Kampot : un collectif se mobilise contre un projet de tours jumelles
Débuté fin 2019, un projet immobilier prévoit la construction de deux tours dans le centre historique de Kampot. Un collectif se mobilise pour tenter de modifier le projet.
La paisible promenade le long de la rivière de Kampot, bordée d’anciennes maisons coloniales, va probablement changer radicalement de visage. Situé en face du vieux pont, sur la rive gauche, un projet immobilier prévoyant la construction de deux tours a débuté fin novembre. La plus grande des tours, avec ses 42 étages, sera d’une taille comparable à la Golden Tower de Phnom Penh, actuellement en construction au croisement des boulevards Sihanouk et Monivong. La seconde, plus petite, devrait compter un peu plus de trente étages. Selon les informations disponibles, les deux tours accueilleront un centre commercial, plusieurs installations de divertissements, des habitations, un parking souterrain et un jardin installé sur le toit. Si le chantier est mené à son terme, ces immeubles deviendraient les plus hautes tours du Cambodge en dehors de Phnom Penh et de la province de Kandal.
Mais ce projet immobilier, porté par l’entreprise cambodgienne Thai Boon Roong, n’est pas du goût de tous. Un collectif d’une trentaine d’habitants, réunissant Cambodgiens et expatriés et se présentant comme « les amis de la ville de Kampot », a récemment fait parvenir une lettre au bureau du premier ministre Hun Sen. Le collectif demande « la reconsidération et la modification du projet », mettant en avant le « patrimoine architectural préservé et reconnu » de la ville de Kampot, et fait part de ses craintes qu’un tel projet ait « un impact défavorable sur l’harmonie de l’ensemble de cette partie de la ville à haut intérêt patrimonial, touristique et économique ». Des lettres similaires ont également été envoyées aux ministères de l’aménagement du territoire, de l’urbanisation et des constructions, de la culture et des beaux-arts, et de l’environnement. Les « amis de Kampot » ont par ailleurs lancé une pétition en ligne pour attirer l’attention du public sur le projet et rassembler un maximum de soutiens.
« Nous ne demandons pas l’abandon du projet mais plutôt sa modification ou sa relocalisation en dehors du quartier historique », fait savoir l’un des initiateurs de cette démarche, Jean-Yves Dekeister, installé au Cambodge depuis 1991 et partageant sa vie entre la capitale et la ville poivrée. Car l’emplacement des deux tours est l’un des points problématiques soulevés par le collectif. En 2012, un projet de décret provincial a été préparé par le département de l’aménagement du territoire avec le soutien de l’association internationale des maries francophones. Il délimite une zone géographique de protection de la ville, où les constructions doivent être faites de manière à respecter le patrimoine existant. Or, la localisation des deux tours, en face du vieux pont, se trouve être au cœur de cette zone. « Le problème c’est qu’on ne sait pas si la version finale du décret a été signée, reconnaît le Franco-Cambodgien, naturalisé en 2002, associé à l’élaboration du décret en 2012. Donc s’il a la moindre valeur juridique. »

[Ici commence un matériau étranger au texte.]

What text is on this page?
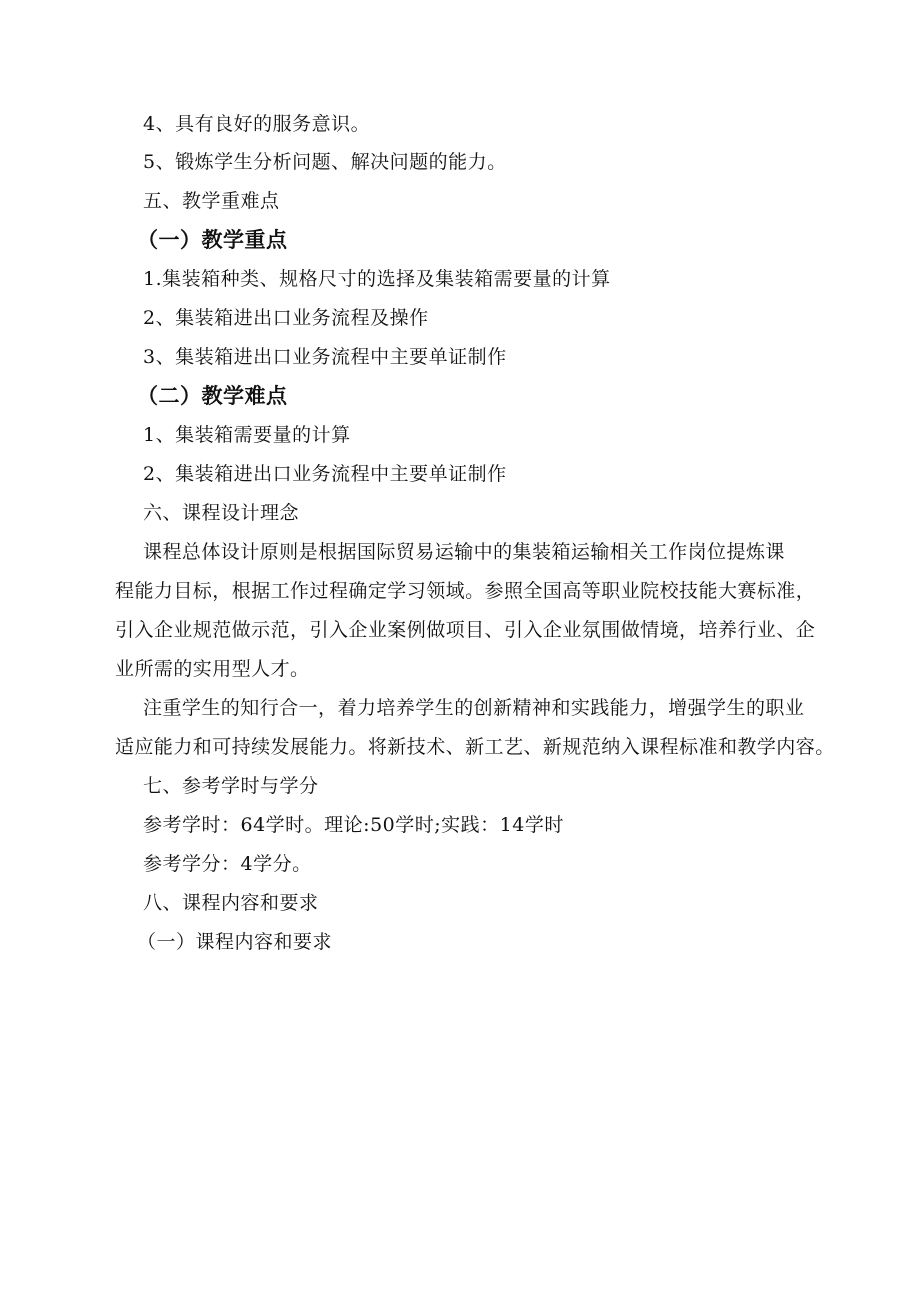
4、具有良好的服务意识。
5、锻炼学生分析问题、解决问题的能力。
五、教学重难点
（一）教学重点
1.集装箱种类、规格尺寸的选择及集装箱需要量的计算
2、集装箱进出口业务流程及操作
3、集装箱进出口业务流程中主要单证制作
（二）教学难点
1、集装箱需要量的计算
2、集装箱进出口业务流程中主要单证制作
六、课程设计理念
课程总体设计原则是根据国际贸易运输中的集装箱运输相关工作岗位提炼课
程能力目标，根据工作过程确定学习领域。参照全国高等职业院校技能大赛标准，
引入企业规范做示范，引入企业案例做项目、引入企业氛围做情境，培养行业、企
业所需的实用型人才。
注重学生的知行合一，着力培养学生的创新精神和实践能力，增强学生的职业
适应能力和可持续发展能力。将新技术、新工艺、新规范纳入课程标准和教学内容。
七、参考学时与学分
参考学时：64学时。理论:50学时;实践：14学时
参考学分：4学分。
八、课程内容和要求
（一）课程内容和要求
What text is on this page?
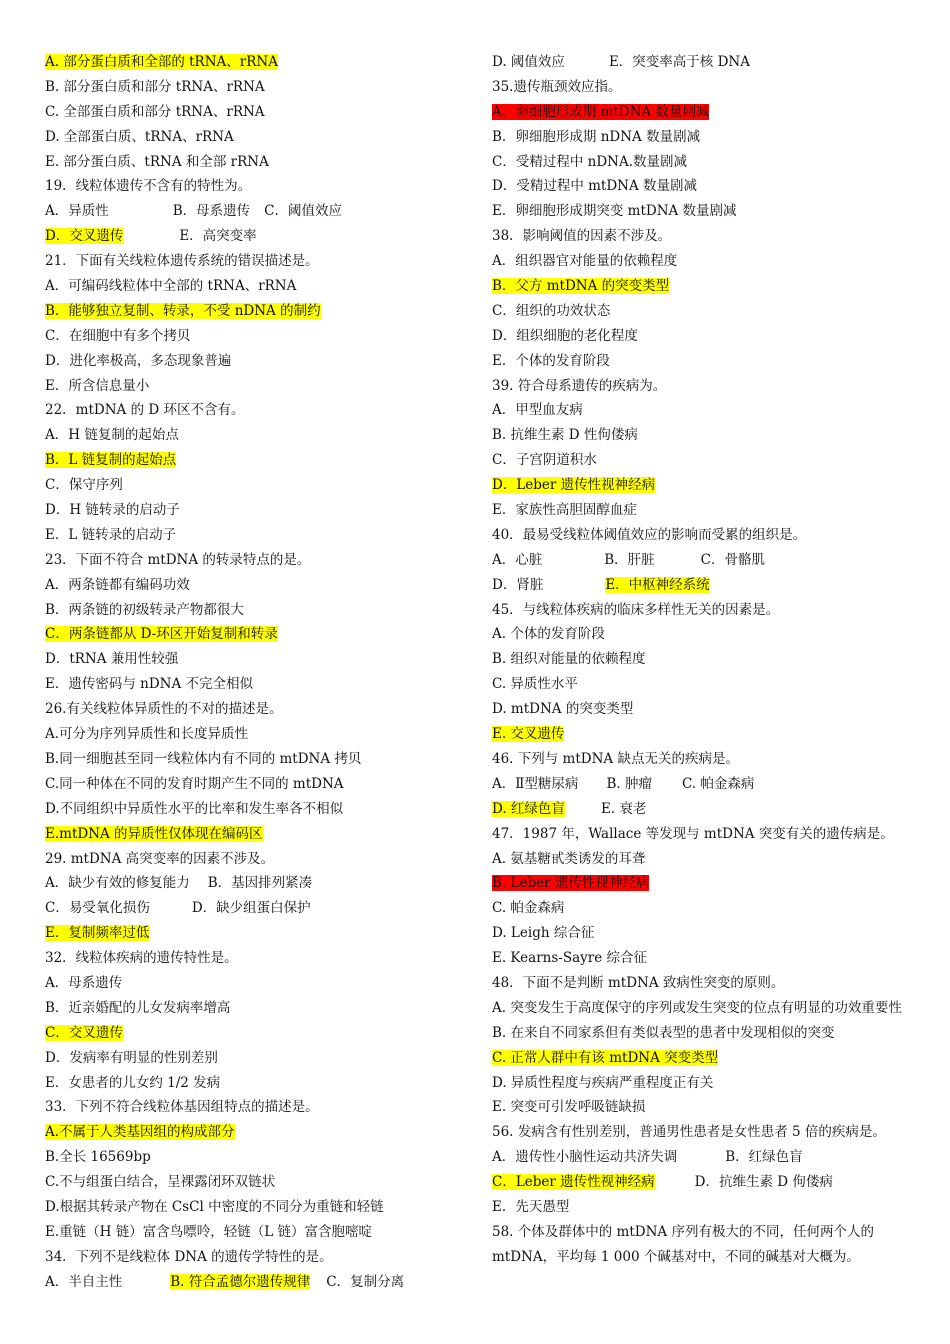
A. 部分蛋白质和全部的 tRNA、rRNA
B. 部分蛋白质和部分 tRNA、rRNA
C. 全部蛋白质和部分 tRNA、rRNA
D. 全部蛋白质、tRNA、rRNA
E. 部分蛋白质、tRNA 和全部 rRNA
19．线粒体遗传不含有的特性为。
A．异质性	B．母系遗传 C．阈值效应
D．交叉遗传	E．高突变率
21．下面有关线粒体遗传系统的错误描述是。
A．可编码线粒体中全部的 tRNA、rRNA
B．能够独立复制、转录，不受 nDNA 的制约
C．在细胞中有多个拷贝
D．进化率极高，多态现象普遍
E．所含信息量小
22．mtDNA 的 D 环区不含有。
A．H 链复制的起始点
B．L 链复制的起始点
C．保守序列
D．H 链转录的启动子
E．L 链转录的启动子
23．下面不符合 mtDNA 的转录特点的是。
A．两条链都有编码功效
B．两条链的初级转录产物都很大
C．两条链都从 D-环区开始复制和转录
D．tRNA 兼用性较强
E．遗传密码与 nDNA 不完全相似
26.有关线粒体异质性的不对的描述是。
A.可分为序列异质性和长度异质性
B.同一细胞甚至同一线粒体内有不同的 mtDNA 拷贝
C.同一种体在不同的发育时期产生不同的 mtDNA
D.不同组织中异质性水平的比率和发生率各不相似
E.mtDNA 的异质性仅体现在编码区
29. mtDNA 高突变率的因素不涉及。
A．缺少有效的修复能力 B．基因排列紧凑
C．易受氧化损伤	D．缺少组蛋白保护
E．复制频率过低
32．线粒体疾病的遗传特性是。
A．母系遗传
B．近亲婚配的儿女发病率增高
C．交叉遗传
D．发病率有明显的性别差别
E．女患者的儿女约 1/2 发病
33．下列不符合线粒体基因组特点的描述是。
A.不属于人类基因组的构成部分
B.全长 16569bp
C.不与组蛋白结合，呈裸露闭环双链状
D.根据其转录产物在 CsCl 中密度的不同分为重链和轻链
E.重链（H 链）富含鸟嘌呤，轻链（L 链）富含胞嘧啶
34．下列不是线粒体 DNA 的遗传学特性的是。
A．半自主性	B. 符合孟德尔遗传规律 C．复制分离
D. 阈值效应	E．突变率高于核 DNA
35.遗传瓶颈效应指。
A．卵细胞形成期 mtDNA 数量剧减
B．卵细胞形成期 nDNA 数量剧减
C．受精过程中 nDNA.数量剧减
D．受精过程中 mtDNA 数量剧减
E．卵细胞形成期突变 mtDNA 数量剧减
38．影响阈值的因素不涉及。
A．组织器官对能量的依赖程度
B．父方 mtDNA 的突变类型
C．组织的功效状态
D．组织细胞的老化程度
E．个体的发育阶段
39. 符合母系遗传的疾病为。
A．甲型血友病
B. 抗维生素 D 性佝偻病
C．子宫阴道积水
D．Leber 遗传性视神经病
E．家族性高胆固醇血症
40．最易受线粒体阈值效应的影响而受累的组织是。
A．心脏	B．肝脏	C．骨骼肌
D．肾脏	E．中枢神经系统
45．与线粒体疾病的临床多样性无关的因素是。
A. 个体的发育阶段
B. 组织对能量的依赖程度
C. 异质性水平
D. mtDNA 的突变类型
E. 交叉遗传
46. 下列与 mtDNA 缺点无关的疾病是。
A．Ⅱ型糖尿病 B. 肿瘤 C. 帕金森病
D. 红绿色盲	E. 衰老
47．1987 年，Wallace 等发现与 mtDNA 突变有关的遗传病是。
A. 氨基糖甙类诱发的耳聋
B. Leber 遗传性视神经病
C. 帕金森病
D. Leigh 综合征
E. Kearns-Sayre 综合征
48．下面不是判断 mtDNA 致病性突变的原则。
A. 突变发生于高度保守的序列或发生突变的位点有明显的功效重要性
B. 在来自不同家系但有类似表型的患者中发现相似的突变
C. 正常人群中有该 mtDNA 突变类型
D. 异质性程度与疾病严重程度正有关
E. 突变可引发呼吸链缺损
56. 发病含有性别差别，普通男性患者是女性患者 5 倍的疾病是。
A．遗传性小脑性运动共济失调	B．红绿色盲
C．Leber 遗传性视神经病	D．抗维生素 D 佝偻病
E．先天愚型
58. 个体及群体中的 mtDNA 序列有极大的不同，任何两个人的 mtDNA，平均每 1 000 个碱基对中，不同的碱基对大概为。
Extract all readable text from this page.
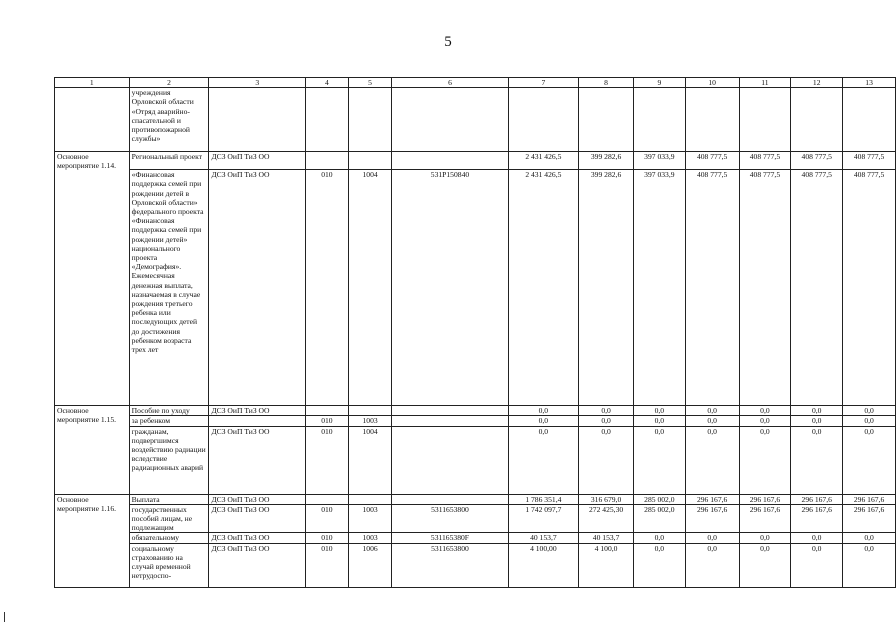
5
1	2	3	4	5	6	7	8	9	10	11	12	13
	учреждения Орловской области «Отряд аварийно-спасательной и противопожарной службы»											
Основное мероприятие 1.14.	Региональный проект	ДСЗ ОиП ТиЗ ОО				2 431 426,5	399 282,6	397 033,9	408 777,5	408 777,5	408 777,5	408 777,5
	«Финансовая поддержка семей при рождении детей в Орловской области» федерального проекта «Финансовая поддержка семей при рождении детей» национального проекта «Демография». Ежемесячная денежная выплата, назначаемая в случае рождения третьего ребенка или последующих детей до достижения ребенком возраста трех лет	ДСЗ ОиП ТиЗ ОО	010	1004	531P150840	2 431 426,5	399 282,6	397 033,9	408 777,5	408 777,5	408 777,5	408 777,5
Основное мероприятие 1.15.	Пособие по уходу	ДСЗ ОиП ТиЗ ОО				0,0	0,0	0,0	0,0	0,0	0,0	0,0
	за ребенком		010	1003		0,0	0,0	0,0	0,0	0,0	0,0	0,0
	гражданам, подвергшимся воздействию радиации вследствие радиационных аварий	ДСЗ ОиП ТиЗ ОО	010	1004		0,0	0,0	0,0	0,0	0,0	0,0	0,0
Основное мероприятие 1.16.	Выплата	ДСЗ ОиП ТиЗ ОО				1 786 351,4	316 679,0	285 002,0	296 167,6	296 167,6	296 167,6	296 167,6
	государственных пособий лицам, не подлежащим	ДСЗ ОиП ТиЗ ОО	010	1003	5311653800	1 742 097,7	272 425,30	285 002,0	296 167,6	296 167,6	296 167,6	296 167,6
	обязательному	ДСЗ ОиП ТиЗ ОО	010	1003	531165380F	40 153,7	40 153,7	0,0	0,0	0,0	0,0	0,0
	социальному страхованию на случай временной нетрудоспо-	ДСЗ ОиП ТиЗ ОО	010	1006	5311653800	4 100,00	4 100,0	0,0	0,0	0,0	0,0	0,0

A la suite de l’envoi de la lettre au bureau du premier ministre, trois membres du collectif ont obtenu début février un rendez-vous avec le gouverneur et un vice-gouverneur de la province de Kampot ainsi qu’avec le directeur du département provincial du ministère de l’aménagement du territoire, de l’urbanisation et des constructions. « Ils ont été très à l’écoute de notre démarche mais nous ont fait savoir que nous arrivions trop tard, que toutes les autorisations avaient été données au niveau national et que les travaux avaient déjà commencés », relate Jean-Yves Dekeister, présent à la réunion.
Optimiste, il souligne tout de même que les trois hommes leur ont fait part de leur détermination à protéger le patrimoine de Kampot, en indiquant que ce projet a pu se faire uniquement car le terrain était vierge de tout bâtiment. Il reste « un peu d’ouverture dans les négociations, poursuit Jean-Yves Dekeister, notamment au niveau d’aménagements extérieurs autour des tours ». « Nous allons également essayer de promouvoir les activités culturelles et en lien avec le patrimoine de Kampot à l’intérieur des bâtiments », indique-t-il, en précisant que le collectif allait prochainement adresser une seconde lettre au premier ministre et contacter Thai Boon Roong, l’entreprise porteuse du projet.
Thai Boon Roong a été créée par l’oknha controversé Teng Bunma. Mort en 2016, il aurait fait fortune dans le trafic de drogues. L’entreprise est également en charge du projet – pour le moment à l’arrêt – des tours jumelles de Phnom Penh qui, si elles voient le jour, deviendraient les plus hautes tours d’Asie du Sud-Est avec leurs 561 mètres.